But of course, one of the things I’m grateful to feminism for is its persistence in exposing just how vigilantly men have to stand, not only against outsiders, but against the potential traitors to male privilege they identify among themselves, in order to preserve that united front. Unsurprisingly, it is men who have been ostracized by other men in this way who are the most sympathetic to the idea that patriarchy hurts men, too, and often they make the best pro-feminist allies.
4. Does the fact that men routinely check each other in order to preserve male power make any variation of the practice inherently antifeminist? Is the whole process too corrupt for feminists to emulate ever? Does it mean that an observation of the form, “When one woman adheres to feminine beauty practices, she helps to make it more difficult for other women to shun them,” is always inherently antifeminist?
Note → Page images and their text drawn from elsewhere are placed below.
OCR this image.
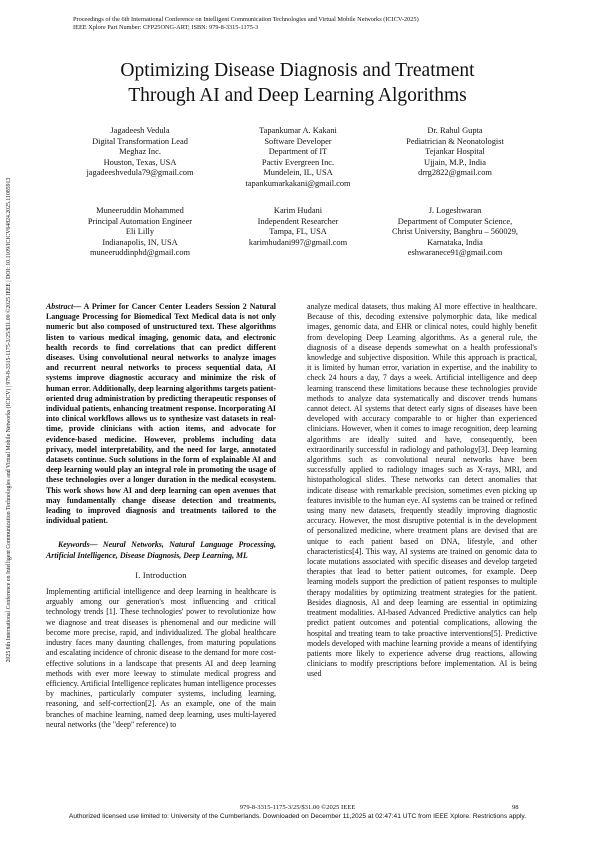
Proceedings of the 6th International Conference on Intelligent Communication Technologies and Virtual Mobile Networks (ICICV-2025)
IEEE Xplore Part Number: CFP25ONG-ART; ISBN: 979-8-3315-1175-3
2025 6th International Conference on Intelligent Communication Technologies and Virtual Mobile Networks (ICICV) | 979-8-3315-1175-3/25/$31.00 ©2025 IEEE | DOI: 10.1109/ICICV64824.2025.11085913
Optimizing Disease Diagnosis and Treatment
Through AI and Deep Learning Algorithms
Jagadeesh Vedula
Digital Transformation Lead
Meghaz Inc.
Houston, Texas, USA
jagadeeshvedula79@gmail.com
Tapankumar A. Kakani
Software Developer
Department of IT
Pactiv Evergreen Inc.
Mundelein, IL, USA
tapankumarkakani@gmail.com
Dr. Rahul Gupta
Pediatrician & Neonatologist
Tejankar Hospital
Ujjain, M.P., India
drrg2822@gmail.com
Muneeruddin Mohammed
Principal Automation Engineer
Eli Lilly
Indianapolis, IN, USA
muneeruddinphd@gmail.com
Karim Hudani
Independent Researcher
Tampa, FL, USA
karimhudani997@gmail.com
J. Logeshwaran
Department of Computer Science,
Christ University, Banghru – 560029,
Karnataka, India
eshwaranece91@gmail.com

Abstract— A Primer for Cancer Center Leaders Session 2 Natural Language Processing for Biomedical Text Medical data is not only numeric but also composed of unstructured text. These algorithms listen to various medical imaging, genomic data, and electronic health records to find correlations that can predict different diseases. Using convolutional neural networks to analyze images and recurrent neural networks to process sequential data, AI systems improve diagnostic accuracy and minimize the risk of human error. Additionally, deep learning algorithms targets patient-oriented drug administration by predicting therapeutic responses of individual patients, enhancing treatment response. Incorporating AI into clinical workflows allows us to synthesize vast datasets in real-time, provide clinicians with action items, and advocate for evidence-based medicine. However, problems including data privacy, model interpretability, and the need for large, annotated datasets continue. Such solutions in the form of explainable AI and deep learning would play an integral role in promoting the usage of these technologies over a longer duration in the medical ecosystem. This work shows how AI and deep learning can open avenues that may fundamentally change disease detection and treatments, leading to improved diagnosis and treatments tailored to the individual patient.

Keywords— Neural Networks, Natural Language Processing, Artificial Intelligence, Disease Diagnosis, Deep Learning, ML

I. Introduction

Implementing artificial intelligence and deep learning in healthcare is arguably among our generation's most influencing and critical technology trends [1]. These technologies' power to revolutionize how we diagnose and treat diseases is phenomenal and our medicine will become more precise, rapid, and individualized. The global healthcare industry faces many daunting challenges, from maturing populations and escalating incidence of chronic disease to the demand for more cost-effective solutions in a landscape that presents AI and deep learning methods with ever more leeway to stimulate medical progress and efficiency. Artificial Intelligence replicates human intelligence processes by machines, particularly computer systems, including learning, reasoning, and self-correction[2]. As an example, one of the main branches of machine learning, named deep learning, uses multi-layered neural networks (the "deep" reference) to

analyze medical datasets, thus making AI more effective in healthcare. Because of this, decoding extensive polymorphic data, like medical images, genomic data, and EHR or clinical notes, could highly benefit from developing Deep Learning algorithms. As a general rule, the diagnosis of a disease depends somewhat on a health professional's knowledge and subjective disposition. While this approach is practical, it is limited by human error, variation in expertise, and the inability to check 24 hours a day, 7 days a week. Artificial intelligence and deep learning transcend these limitations because these technologies provide methods to analyze data systematically and discover trends humans cannot detect. AI systems that detect early signs of diseases have been developed with accuracy comparable to or higher than experienced clinicians. However, when it comes to image recognition, deep learning algorithms are ideally suited and have, consequently, been extraordinarily successful in radiology and pathology[3]. Deep learning algorithms such as convolutional neural networks have been successfully applied to radiology images such as X-rays, MRI, and histopathological slides. These networks can detect anomalies that indicate disease with remarkable precision, sometimes even picking up features invisible to the human eye. AI systems can be trained or refined using many new datasets, frequently steadily improving diagnostic accuracy. However, the most disruptive potential is in the development of personalized medicine, where treatment plans are devised that are unique to each patient based on DNA, lifestyle, and other characteristics[4]. This way, AI systems are trained on genomic data to locate mutations associated with specific diseases and develop targeted therapies that lead to better patient outcomes, for example. Deep learning models support the prediction of patient responses to multiple therapy modalities by optimizing treatment strategies for the patient. Besides diagnosis, AI and deep learning are essential in optimizing treatment modalities. AI-based Advanced Predictive analytics can help predict patient outcomes and potential complications, allowing the hospital and treating team to take proactive interventions[5]. Predictive models developed with machine learning provide a means of identifying patients more likely to experience adverse drug reactions, allowing clinicians to modify prescriptions before implementation. AI is being used

979-8-3315-1175-3/25/$31.00 ©2025 IEEE	98
Authorized licensed use limited to: University of the Cumberlands. Downloaded on December 11,2025 at 02:47:41 UTC from IEEE Xplore. Restrictions apply.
5. If checking each other does serve some useful feminist purpose (and I have not concluded definitively that it does), how should it be done to avoid winding up with “a small and comfortable movement?” I am of course assuming that none of us wants a small and comfortable movement. Me myself, I want a strong, diverse, wide-reaching, raging movement.
Take it away, Feministers. Tell me what you think, show me what you got. I’m gonna be over in the corner hugging my teddy bear and chanting “I love confrontation, yes I do,” as a mantra.